Last night I watched some of the markup in Finance. There was a question from Senator Ensign about the mandates - the requirement that every American must pay private companies a scheduled user fee for which there would be no reciprocal service, it was just membership in the club. He asked if the bill could eliminate the severity of punishment for non-compliance.
I had a similar experience in Knoxville, Tennessee in the early nineties.
The Commissioners of Knox County were successfully wooed by Browning Ferris Inc (BFI), to allow a garbage incinerator to be built in the Tennessee Valley. Locals had resisted it at least enough to have it removed from downtown Knoxville. When I joined Tennessee Valley Energy Coalition (TVEC) the site was in a low income section of the county.
BFI: Their green sense was nada; no real recycling program, they weren't up to speed on emissions. All that was ahead of us. And they had the county commissioners in their pocket.
But what happened was an action eerily similar to this health care fight. BFI wanted to see a committed subscription to their plan, and so the commissioners came up with a user fee, covering BFIs guaranteed profit.
A separate authority was invented to set prices and collect fees.
We began a petition campaign protesting this "garbage tax". Mostly in front of supermarkets. One of the mayor's staff found me one afternoon and asked me how the petition campaign was going. I didn't have to lie, much; we would have reached the qualifying numbers in a week or so.
In a dramatic meeting at the county courthouse, the mayor pulled the city out of the plan, and the suits ran for the phones- it was 1991 - to tell Wall Street that it was over.
So then when I heard Senator Ensign bringing up questions about the implied resistance to the mandate, it was deja vu.

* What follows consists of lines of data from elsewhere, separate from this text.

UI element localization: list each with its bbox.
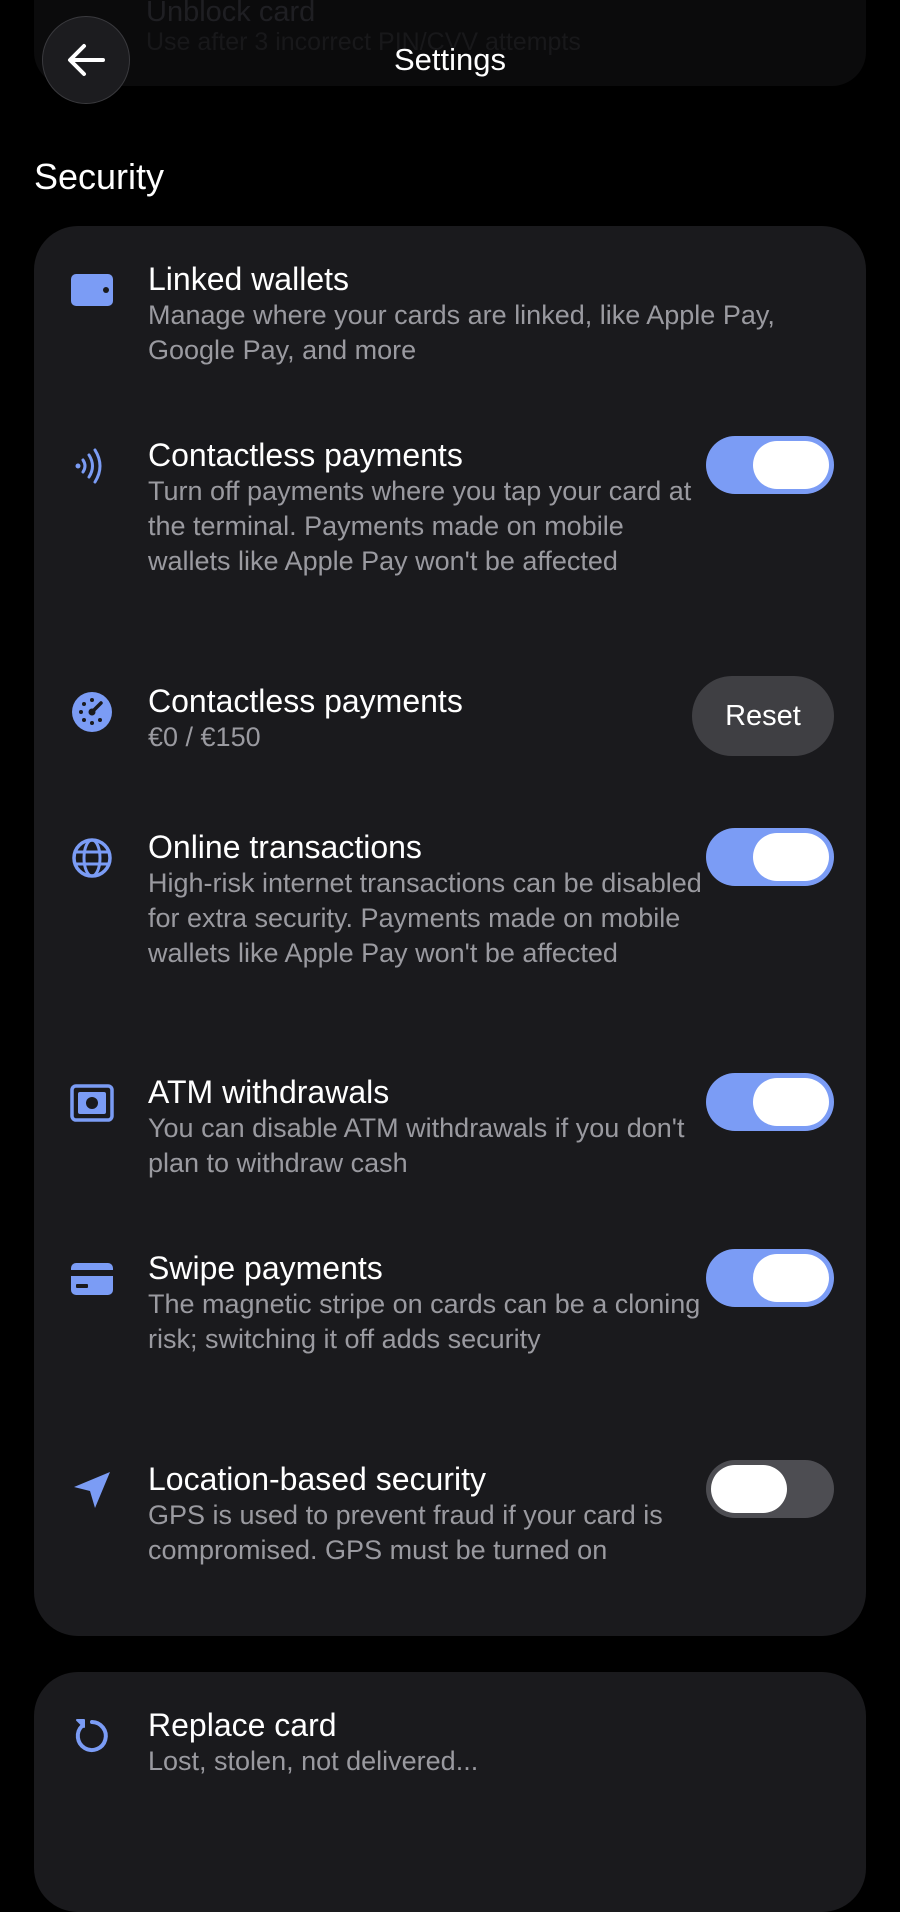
- row-title: Swipe payments: [148, 1250, 383, 1286]
- row-title: Online transactions: [148, 829, 422, 865]
- globe-icon: [68, 834, 116, 882]
- wallet-icon: [68, 266, 116, 314]
- atm-withdrawals-toggle[interactable]: [706, 1073, 834, 1131]
- row-description: The magnetic stripe on cards can be a cl…: [148, 1289, 701, 1354]
- online-transactions-row: Online transactions High-risk internet t…: [34, 828, 866, 1008]
- top-bar: Settings: [0, 0, 900, 124]
- section-title-security: Security: [34, 156, 165, 197]
- contactless-payments-toggle[interactable]: [706, 436, 834, 494]
- row-title: Replace card: [148, 1707, 337, 1743]
- contactless-payments-row: Contactless payments Turn off payments w…: [34, 436, 866, 616]
- row-title: ATM withdrawals: [148, 1074, 390, 1110]
- contactless-limit-value: €0 / €150: [148, 722, 261, 752]
- row-title: Contactless payments: [148, 683, 463, 719]
- refresh-icon: [68, 1712, 116, 1760]
- row-description: High-risk internet transactions can be d…: [148, 868, 702, 968]
- toggle-knob: [753, 833, 829, 881]
- security-card: Linked wallets Manage where your cards a…: [34, 226, 866, 1636]
- toggle-knob: [753, 1254, 829, 1302]
- row-title: Linked wallets: [148, 261, 349, 297]
- row-description: Manage where your cards are linked, like…: [148, 300, 775, 365]
- row-title: Contactless payments: [148, 437, 463, 473]
- row-description: GPS is used to prevent fraud if your car…: [148, 1500, 663, 1565]
- row-description: Lost, stolen, not delivered...: [148, 1746, 479, 1776]
- page-title: Settings: [393, 42, 506, 77]
- toggle-knob: [711, 1465, 787, 1513]
- location-arrow-icon: [68, 1466, 116, 1514]
- row-description: Turn off payments where you tap your car…: [148, 476, 692, 576]
- contactless-limit-row: Contactless payments €0 / €150 Reset: [34, 676, 866, 772]
- cash-icon: [68, 1079, 116, 1127]
- row-description: You can disable ATM withdrawals if you d…: [148, 1113, 685, 1178]
- swipe-payments-toggle[interactable]: [706, 1249, 834, 1307]
- atm-withdrawals-row: ATM withdrawals You can disable ATM with…: [34, 1073, 866, 1183]
- replace-card-row[interactable]: Replace card Lost, stolen, not delivered…: [34, 1706, 866, 1816]
- credit-card-icon: [68, 1255, 116, 1303]
- online-transactions-toggle[interactable]: [706, 828, 834, 886]
- reset-button[interactable]: Reset: [692, 676, 834, 756]
- location-security-row: Location-based security GPS is used to p…: [34, 1460, 866, 1610]
- linked-wallets-row[interactable]: Linked wallets Manage where your cards a…: [34, 260, 866, 370]
- contactless-icon: [68, 442, 116, 490]
- speedometer-icon: [68, 688, 116, 736]
- location-security-toggle[interactable]: [706, 1460, 834, 1518]
- toggle-knob: [753, 441, 829, 489]
- swipe-payments-row: Swipe payments The magnetic stripe on ca…: [34, 1249, 866, 1399]
- row-title: Location-based security: [148, 1461, 486, 1497]
- replace-card-card: Replace card Lost, stolen, not delivered…: [34, 1672, 866, 1912]
- toggle-knob: [753, 1078, 829, 1126]
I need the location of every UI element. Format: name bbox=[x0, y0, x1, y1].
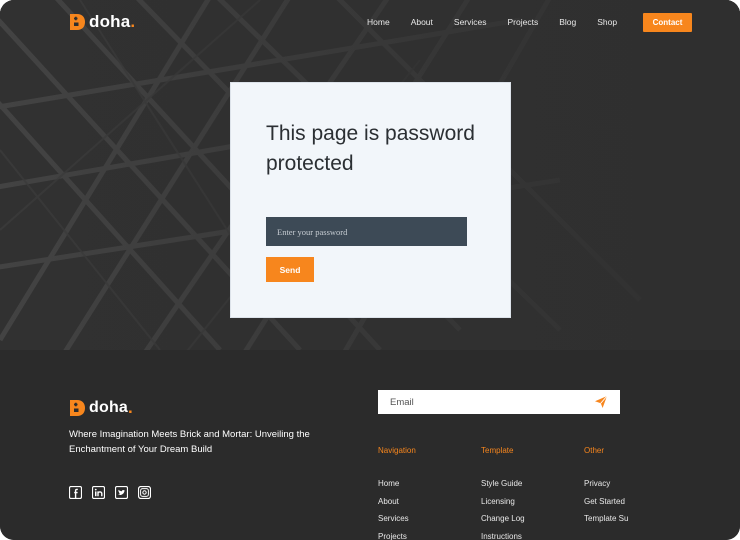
footer-logo[interactable]: doha. bbox=[69, 398, 133, 418]
password-input[interactable] bbox=[266, 217, 467, 246]
footer-link-licensing[interactable]: Licensing bbox=[481, 497, 525, 515]
brand-name: doha bbox=[89, 12, 131, 31]
brand-dot: . bbox=[130, 12, 136, 31]
footer-logo-mark-icon bbox=[70, 400, 85, 416]
facebook-icon[interactable] bbox=[69, 486, 82, 499]
footer-col-other: Other Privacy Get Started Template Su bbox=[584, 446, 628, 532]
nav-item-shop[interactable]: Shop bbox=[597, 17, 617, 27]
nav-item-about[interactable]: About bbox=[411, 17, 433, 27]
footer-col-navigation: Navigation Home About Services Projects bbox=[378, 446, 416, 540]
footer-link-change-log[interactable]: Change Log bbox=[481, 514, 525, 532]
footer-col-heading: Template bbox=[481, 446, 514, 455]
footer-link-template-support[interactable]: Template Su bbox=[584, 514, 628, 532]
contact-button[interactable]: Contact bbox=[643, 13, 692, 32]
nav-item-home[interactable]: Home bbox=[367, 17, 390, 27]
brand-logo[interactable]: doha. bbox=[69, 12, 135, 32]
footer-link-home[interactable]: Home bbox=[378, 479, 416, 497]
footer-brand-dot: . bbox=[128, 398, 133, 417]
instagram-icon[interactable] bbox=[138, 486, 151, 499]
main-nav: Home About Services Projects Blog Shop bbox=[367, 17, 638, 27]
footer-link-privacy[interactable]: Privacy bbox=[584, 479, 628, 497]
page-title: This page is password protected bbox=[266, 122, 475, 175]
logo-mark-icon bbox=[70, 14, 85, 30]
footer-link-services[interactable]: Services bbox=[378, 514, 416, 532]
site-footer: doha. Where Imagination Meets Brick and … bbox=[0, 350, 740, 540]
send-button[interactable]: Send bbox=[266, 257, 314, 282]
footer-link-instructions[interactable]: Instructions bbox=[481, 532, 525, 540]
footer-link-about[interactable]: About bbox=[378, 497, 416, 515]
page: doha. Home About Services Projects Blog … bbox=[0, 0, 740, 540]
email-input[interactable] bbox=[378, 390, 588, 414]
paper-plane-icon[interactable] bbox=[594, 395, 608, 409]
footer-tagline: Where Imagination Meets Brick and Mortar… bbox=[69, 429, 310, 455]
hero-section: doha. Home About Services Projects Blog … bbox=[0, 0, 740, 350]
footer-link-get-started[interactable]: Get Started bbox=[584, 497, 628, 515]
footer-col-template: Template Style Guide Licensing Change Lo… bbox=[481, 446, 525, 540]
footer-col-heading: Navigation bbox=[378, 446, 416, 455]
nav-item-blog[interactable]: Blog bbox=[559, 17, 576, 27]
footer-link-style-guide[interactable]: Style Guide bbox=[481, 479, 525, 497]
footer-col-heading: Other bbox=[584, 446, 605, 455]
nav-item-services[interactable]: Services bbox=[454, 17, 487, 27]
twitter-icon[interactable] bbox=[115, 486, 128, 499]
social-links bbox=[69, 486, 161, 499]
site-header: doha. Home About Services Projects Blog … bbox=[0, 0, 740, 46]
footer-link-projects[interactable]: Projects bbox=[378, 532, 416, 540]
password-card: This page is password protected Send bbox=[230, 82, 511, 318]
linkedin-icon[interactable] bbox=[92, 486, 105, 499]
newsletter-form bbox=[378, 390, 620, 414]
footer-brand-name: doha bbox=[89, 399, 129, 416]
nav-item-projects[interactable]: Projects bbox=[508, 17, 539, 27]
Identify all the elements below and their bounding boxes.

What nailed it home for me was to see Baucus squirming at the thought of not having police enforcement of the mandate. It seemed he covered his anxiety by congratulating Ensign for bringing up this important point blah blah, and said maybe we can defer it for a year or two, you know, to get people to sign on and then jail them later when through hardship or principle they blow off their health care payments.
Government shouldn't force all its citizens to purchase products from private companies when a proven and successful model of care is already available.